Last September, I lost my three-year-old dog/best friend in a pit-bull attack. While I was bruised and bloodied, I felt severe guilt over falling apart instead of finding a way to help him. I’ve sought counseling, focused mostly on anxiety, for which I’m already medicated.
My family and friends are great support, but no one "totally" understands my grief. I've read self-help books on pet loss, but none deal with such traumatic loss.
The pit-bull owners were my neighbors, who had several prior citations, had already had one dog confiscated, and were all-around irresponsible and cruel to their pets. They moved away.
There’s little I can do legally. I've already tried counseling, prayer, group meetings, Internet searches - what else can I do to ease my pain?
Any readers insights, emails, requests, assistance are entirely welcome and appreciated.
Grieving In Chicago
All grief is personal, and arouses other anxieties, fears, and other feelings of loss. With traumatic loss such as yours – sudden, violent – you feel powerless. The fact that it’s a pet is for you no different than a child, because you felt the dog was in your care, and your responsibility.
So continue with the counselling, especially as you’ve been prone to anxieties. Coordinate your psychological therapy with your doctor, regarding the medication you’re already on, in case something else would be more effective through this period.
My suggestion: Perhaps a fund-raising event towards a pet-related charity, in your dog’s honour, might take you outside your grief, and give purpose to the pleasure/companionship your dog gave you.
Dear Readers – So many of you have written me about closeness with pets and grief after their loss. Please send me any resources or ideas you can offer to help this writer heal.
I've asked my parents over 40 times if I can get a belly piercing and my mom said no every time. She said if I get one without her permission then she would never forgive me.
It makes no sense considering I'm allowed to get any other part of my body pierced. What should I do to tell her that I'm going get it done, no matter what?
Or should I just not tell her at all?
Confused Teenager
You sure are confused, since you have no idea what you’re mother is really trying to say.
Let me help you understand: She’s saying that she’s worried that you make decisions just to go against her (as you’re doing now), rather than decisions that you’ve thought through about their benefit or possible harm to you.

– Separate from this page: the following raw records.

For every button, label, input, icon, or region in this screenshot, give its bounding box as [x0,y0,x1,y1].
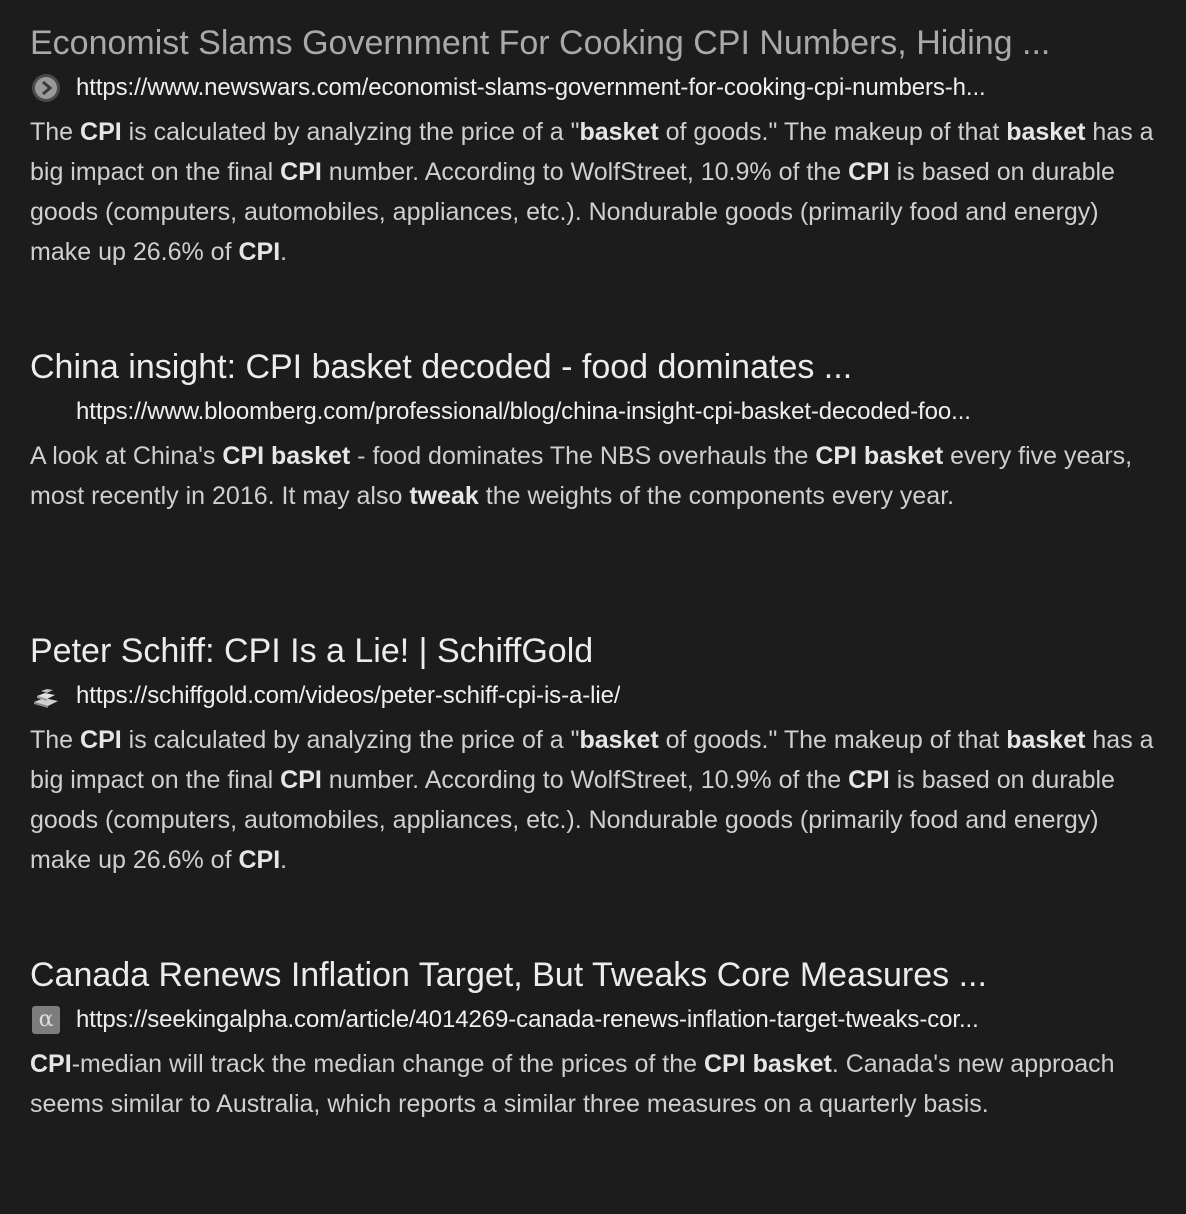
result-url-row: https://schiffgold.com/videos/peter-schi… [30,676,1165,716]
result-snippet: The CPI is calculated by analyzing the p… [30,720,1165,880]
result-url-row: https://www.newswars.com/economist-slams… [30,68,1165,108]
snippet-text: the weights of the components every year… [478,482,955,510]
search-result: Canada Renews Inflation Target, But Twea… [30,954,1165,1124]
snippet-highlight: basket [579,726,659,754]
snippet-text: of goods." The makeup of that [658,726,1007,754]
snippet-text: The [30,726,81,754]
snippet-text: - food dominates The NBS overhauls the [350,442,816,470]
snippet-highlight: CPI [280,158,322,186]
result-url-row: α https://seekingalpha.com/article/40142… [30,1000,1165,1040]
snippet-highlight: CPI [238,238,281,266]
result-snippet: CPI-median will track the median change … [30,1044,1165,1124]
snippet-highlight: CPI basket [815,442,944,470]
snippet-highlight: CPI basket [703,1050,832,1078]
snippet-highlight: CPI [80,726,122,754]
snippet-text: is calculated by analyzing the price of … [121,726,580,754]
snippet-highlight: CPI [30,1050,72,1078]
snippet-text: The [30,118,81,146]
snippet-text: A look at China's [30,442,223,470]
snippet-highlight: tweak [409,482,479,510]
result-title[interactable]: Economist Slams Government For Cooking C… [30,22,1165,64]
result-snippet: A look at China's CPI basket - food domi… [30,436,1165,516]
snippet-text: number. According to WolfStreet, 10.9% o… [321,766,849,794]
result-url[interactable]: https://schiffgold.com/videos/peter-schi… [76,682,620,710]
result-title[interactable]: China insight: CPI basket decoded - food… [30,346,1165,388]
snippet-highlight: CPI [848,158,890,186]
search-result: China insight: CPI basket decoded - food… [30,346,1165,516]
result-url-row: https://www.bloomberg.com/professional/b… [30,392,1165,432]
blank-icon [30,396,62,428]
snippet-text: is calculated by analyzing the price of … [121,118,580,146]
snippet-highlight: CPI [80,118,122,146]
snippet-text: number. According to WolfStreet, 10.9% o… [321,158,849,186]
snippet-highlight: CPI [238,846,281,874]
result-url[interactable]: https://www.bloomberg.com/professional/b… [76,398,971,426]
snippet-text: of goods." The makeup of that [658,118,1007,146]
result-title[interactable]: Canada Renews Inflation Target, But Twea… [30,954,1165,996]
snippet-highlight: CPI [848,766,890,794]
snippet-text: -median will track the median change of … [71,1050,704,1078]
snippet-highlight: CPI [280,766,322,794]
alpha-glyph: α [32,1006,60,1034]
snippet-text: . [280,238,288,266]
result-title[interactable]: Peter Schiff: CPI Is a Lie! | SchiffGold [30,630,1165,672]
snippet-highlight: CPI basket [222,442,351,470]
search-result: Economist Slams Government For Cooking C… [30,22,1165,272]
snippet-highlight: basket [1006,726,1086,754]
gold-bars-icon [30,680,62,712]
result-snippet: The CPI is calculated by analyzing the p… [30,112,1165,272]
snippet-highlight: basket [579,118,659,146]
search-result: Peter Schiff: CPI Is a Lie! | SchiffGold… [30,630,1165,880]
result-url[interactable]: https://www.newswars.com/economist-slams… [76,74,986,102]
alpha-icon: α [30,1004,62,1036]
snippet-text: . [280,846,288,874]
snippet-highlight: basket [1006,118,1086,146]
newswars-circle-arrow-icon [30,72,62,104]
result-url[interactable]: https://seekingalpha.com/article/4014269… [76,1006,979,1034]
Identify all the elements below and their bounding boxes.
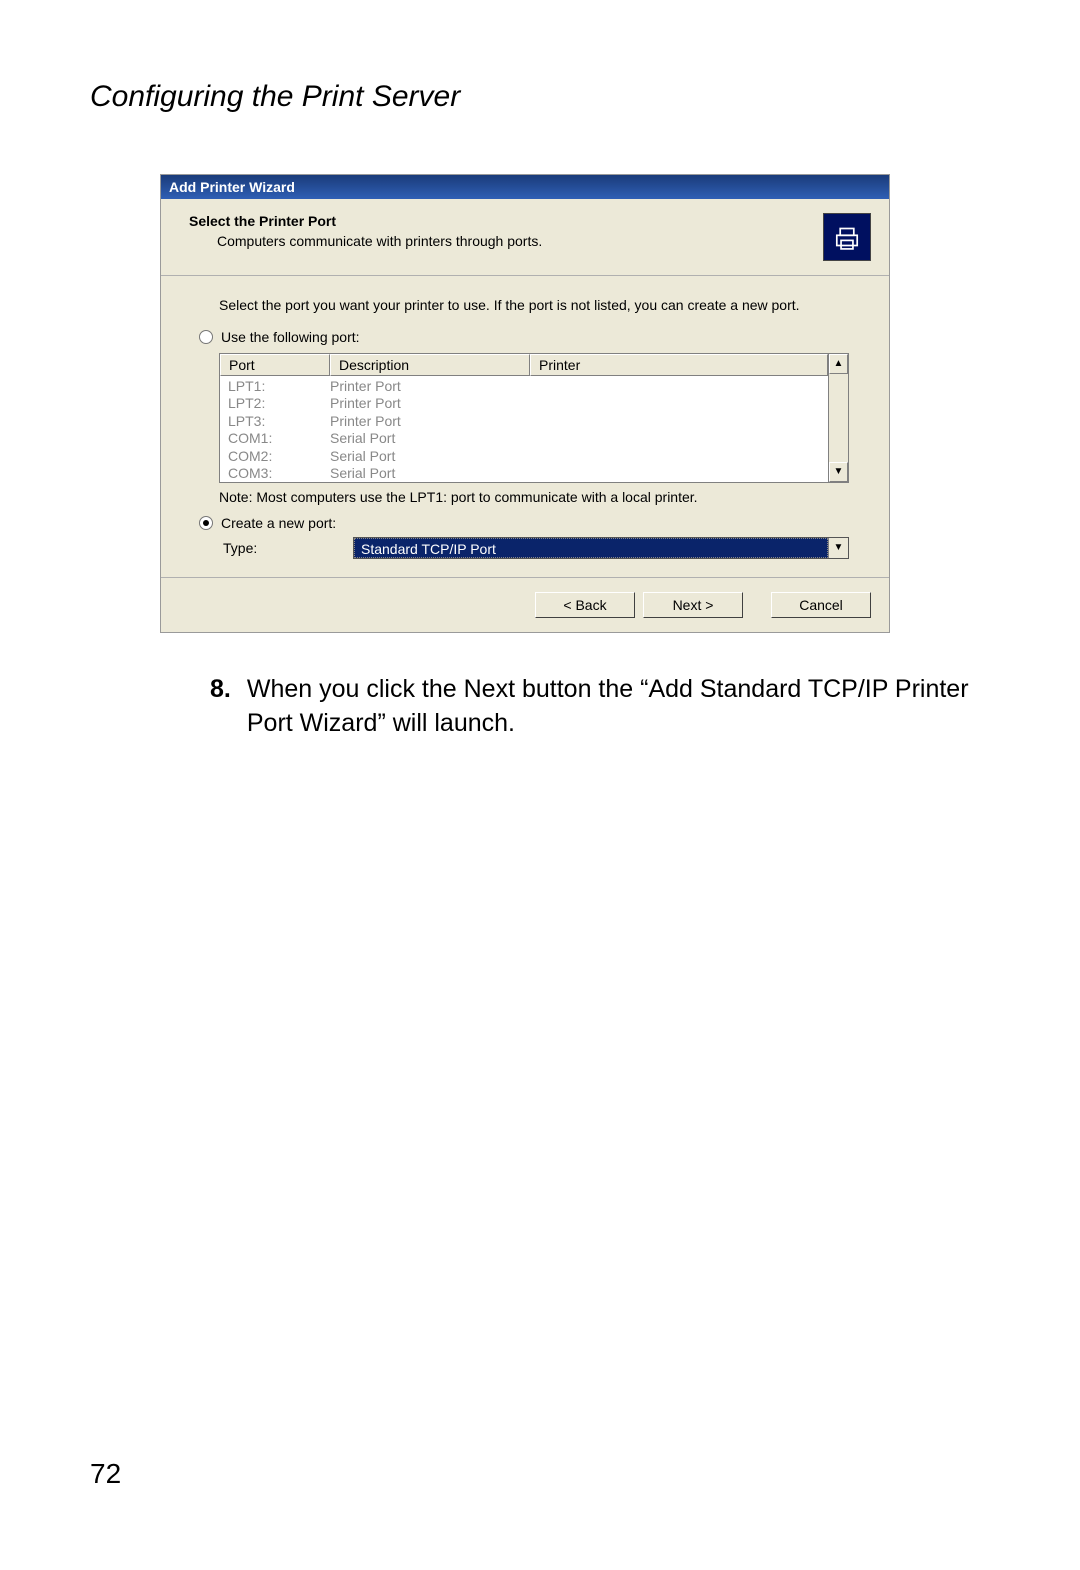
cancel-button[interactable]: Cancel [771, 592, 871, 618]
table-row[interactable]: LPT2:Printer Port [220, 395, 828, 413]
port-cell: LPT1: [228, 378, 330, 396]
desc-cell: Printer Port [330, 378, 530, 396]
back-button[interactable]: < Back [535, 592, 635, 618]
port-note-text: Note: Most computers use the LPT1: port … [219, 489, 849, 505]
wizard-window: Add Printer Wizard Select the Printer Po… [160, 174, 890, 633]
radio-create-label: Create a new port: [221, 515, 336, 531]
wizard-header: Select the Printer Port Computers commun… [161, 199, 889, 276]
scroll-down-icon[interactable]: ▼ [829, 462, 848, 482]
page-heading: Configuring the Print Server [90, 80, 990, 114]
table-row[interactable]: COM1:Serial Port [220, 430, 828, 448]
desc-cell: Serial Port [330, 465, 530, 483]
port-col-header-port[interactable]: Port [220, 354, 330, 376]
desc-cell: Printer Port [330, 413, 530, 431]
type-label: Type: [223, 540, 353, 556]
window-titlebar: Add Printer Wizard [161, 175, 889, 199]
wizard-header-subtitle: Computers communicate with printers thro… [217, 233, 542, 249]
scroll-up-icon[interactable]: ▲ [829, 354, 848, 374]
port-cell: LPT2: [228, 395, 330, 413]
printer-icon [823, 213, 871, 261]
port-table-scrollbar[interactable]: ▲ ▼ [829, 353, 849, 483]
next-button[interactable]: Next > [643, 592, 743, 618]
port-type-value: Standard TCP/IP Port [354, 538, 828, 558]
port-cell: COM2: [228, 448, 330, 466]
port-table[interactable]: Port Description Printer LPT1:Printer Po… [219, 353, 829, 483]
table-row[interactable]: LPT3:Printer Port [220, 413, 828, 431]
desc-cell: Serial Port [330, 430, 530, 448]
port-type-select[interactable]: Standard TCP/IP Port ▼ [353, 537, 849, 559]
step-number: 8. [210, 673, 231, 741]
table-row[interactable]: COM2:Serial Port [220, 448, 828, 466]
step-instruction: When you click the Next button the “Add … [247, 673, 970, 741]
radio-create-new-port[interactable] [199, 516, 213, 530]
page-number: 72 [90, 1458, 121, 1490]
port-col-header-description[interactable]: Description [330, 354, 530, 376]
desc-cell: Printer Port [330, 395, 530, 413]
table-row[interactable]: COM3:Serial Port [220, 465, 828, 483]
radio-use-following-port[interactable] [199, 330, 213, 344]
port-cell: COM3: [228, 465, 330, 483]
radio-use-label: Use the following port: [221, 329, 360, 345]
wizard-intro-text: Select the port you want your printer to… [219, 296, 849, 315]
port-cell: LPT3: [228, 413, 330, 431]
desc-cell: Serial Port [330, 448, 530, 466]
port-col-header-printer[interactable]: Printer [530, 354, 828, 376]
wizard-header-title: Select the Printer Port [189, 213, 542, 229]
chevron-down-icon[interactable]: ▼ [828, 538, 848, 558]
port-cell: COM1: [228, 430, 330, 448]
table-row[interactable]: LPT1:Printer Port [220, 378, 828, 396]
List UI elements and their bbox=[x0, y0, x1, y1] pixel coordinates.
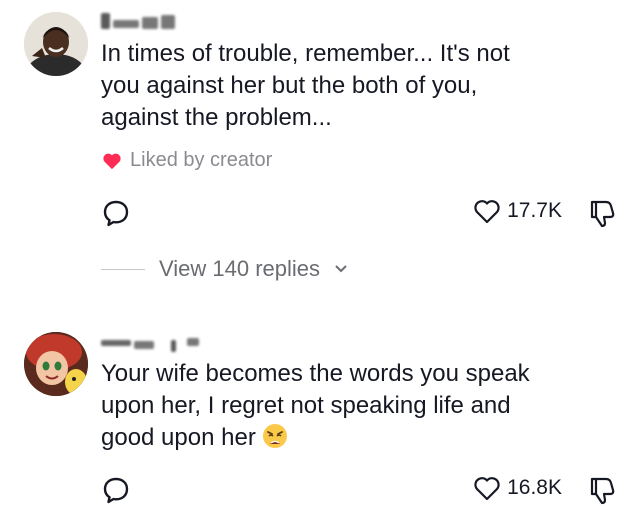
like-count: 16.8K bbox=[507, 476, 562, 499]
chevron-down-icon bbox=[335, 265, 347, 273]
person-photo-avatar-icon bbox=[24, 12, 88, 76]
liked-by-label: Liked by creator bbox=[130, 149, 273, 171]
comment-text: In times of trouble, remember... It's no… bbox=[101, 40, 510, 131]
username-redacted[interactable] bbox=[101, 332, 199, 352]
comment-actions: 16.8K bbox=[0, 475, 640, 505]
like-button[interactable]: 16.8K bbox=[473, 475, 562, 501]
reply-bubble-icon[interactable] bbox=[101, 198, 131, 228]
view-replies-label: View 140 replies bbox=[159, 256, 321, 281]
username-redacted[interactable] bbox=[101, 12, 175, 30]
like-button[interactable]: 17.7K bbox=[473, 198, 562, 224]
avatar[interactable] bbox=[24, 332, 88, 396]
heart-icon bbox=[103, 153, 121, 169]
reply-bubble-icon[interactable] bbox=[101, 475, 131, 505]
divider-line bbox=[101, 268, 145, 270]
avatar[interactable] bbox=[24, 12, 88, 76]
dislike-icon[interactable] bbox=[586, 198, 618, 228]
cartoon-cowgirl-avatar-icon bbox=[24, 332, 88, 396]
comment-text-body: Your wife becomes the words you speak up… bbox=[101, 360, 530, 451]
weary-face-emoji-icon bbox=[262, 424, 287, 448]
view-replies-link[interactable]: View 140 replies bbox=[101, 256, 348, 282]
heart-outline-icon bbox=[474, 477, 500, 501]
dislike-icon[interactable] bbox=[586, 475, 618, 505]
liked-by-creator: Liked by creator bbox=[102, 149, 272, 172]
comment-actions: 17.7K bbox=[0, 198, 640, 228]
like-count: 17.7K bbox=[507, 199, 562, 222]
comment-text: Your wife becomes the words you speak up… bbox=[101, 358, 621, 454]
heart-outline-icon bbox=[474, 200, 500, 224]
comment-1: In times of trouble, remember... It's no… bbox=[0, 0, 640, 300]
comment-2: Your wife becomes the words you speak up… bbox=[0, 320, 640, 520]
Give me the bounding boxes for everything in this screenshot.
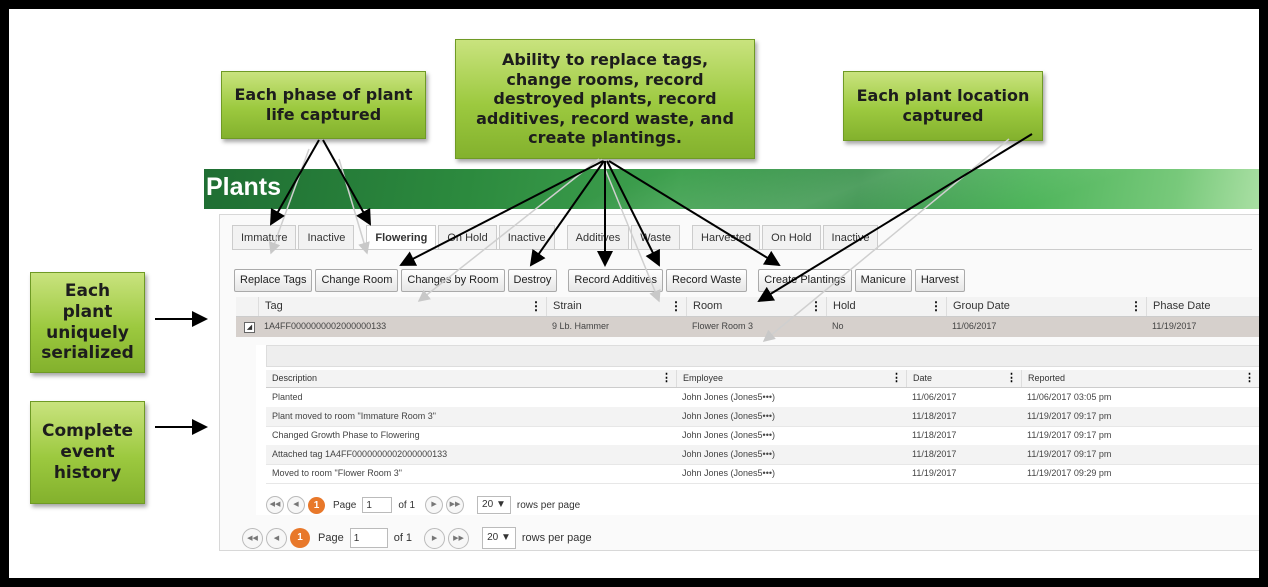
annotation-arrows (155, 133, 1033, 435)
faint-arrows (268, 138, 1010, 342)
slide: Each phase of plant life captured Abilit… (9, 9, 1259, 578)
black-arrows (155, 133, 1033, 435)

She’s obviously not against body-piercing in general. But something about belly piercing worries her. Ask her why – and not as an attack, but for real information. Maybe she thinks you’re just trying to copy someone else, instead of knowing what you really want, and what makes you distinctive, not just a follower. Maybe.
Or maybe you have a lot of piercings already and she fears you’re identifying yourself with one look, one crowd, instead of learning about other ways you’re unique – e.g. your abilities at music, art, sports, whatever.
Maybe she worries about the cleanliness and safety of a belly-ring. Or about you then baring your belly frequently for attention.
Her worries “make no sense” to you, because you don’t give her credit for caring deeply about you. Talk to her. Know she cares. Decide together what’s acceptable and what’s not, especially while you live under her roof and expect her to look after you.
My son, late 20s, had a good business idea and hoped I’d invest in it. I asked for a proper business plan.
It was over-ambitious given his lack of experience in that field. I suggested he keep his job for a year, while taking night courses for credentials and knowledge.
He exploded, said I was reneging on my promise to invest, and stormed out. He’d been living with us to save money, but is now couch-surfing with friends and won’t return my calls. It’s been a month.
Was I wrong?
Worried Dad
It’s your approach… he felt belittled, since your focus was what he lacked, not the good idea.
You both needed a third party to assess the business plan, and make suggestions he’d likely have heard with less emotion.
Find a business friend/contact who’ll listen objectively, then send a message to your son that you still like the idea, and it’ll be discussed professionally.
Tip of the day:
Traumatic loss of a beloved pet can arouse similar grief reactions to human loss.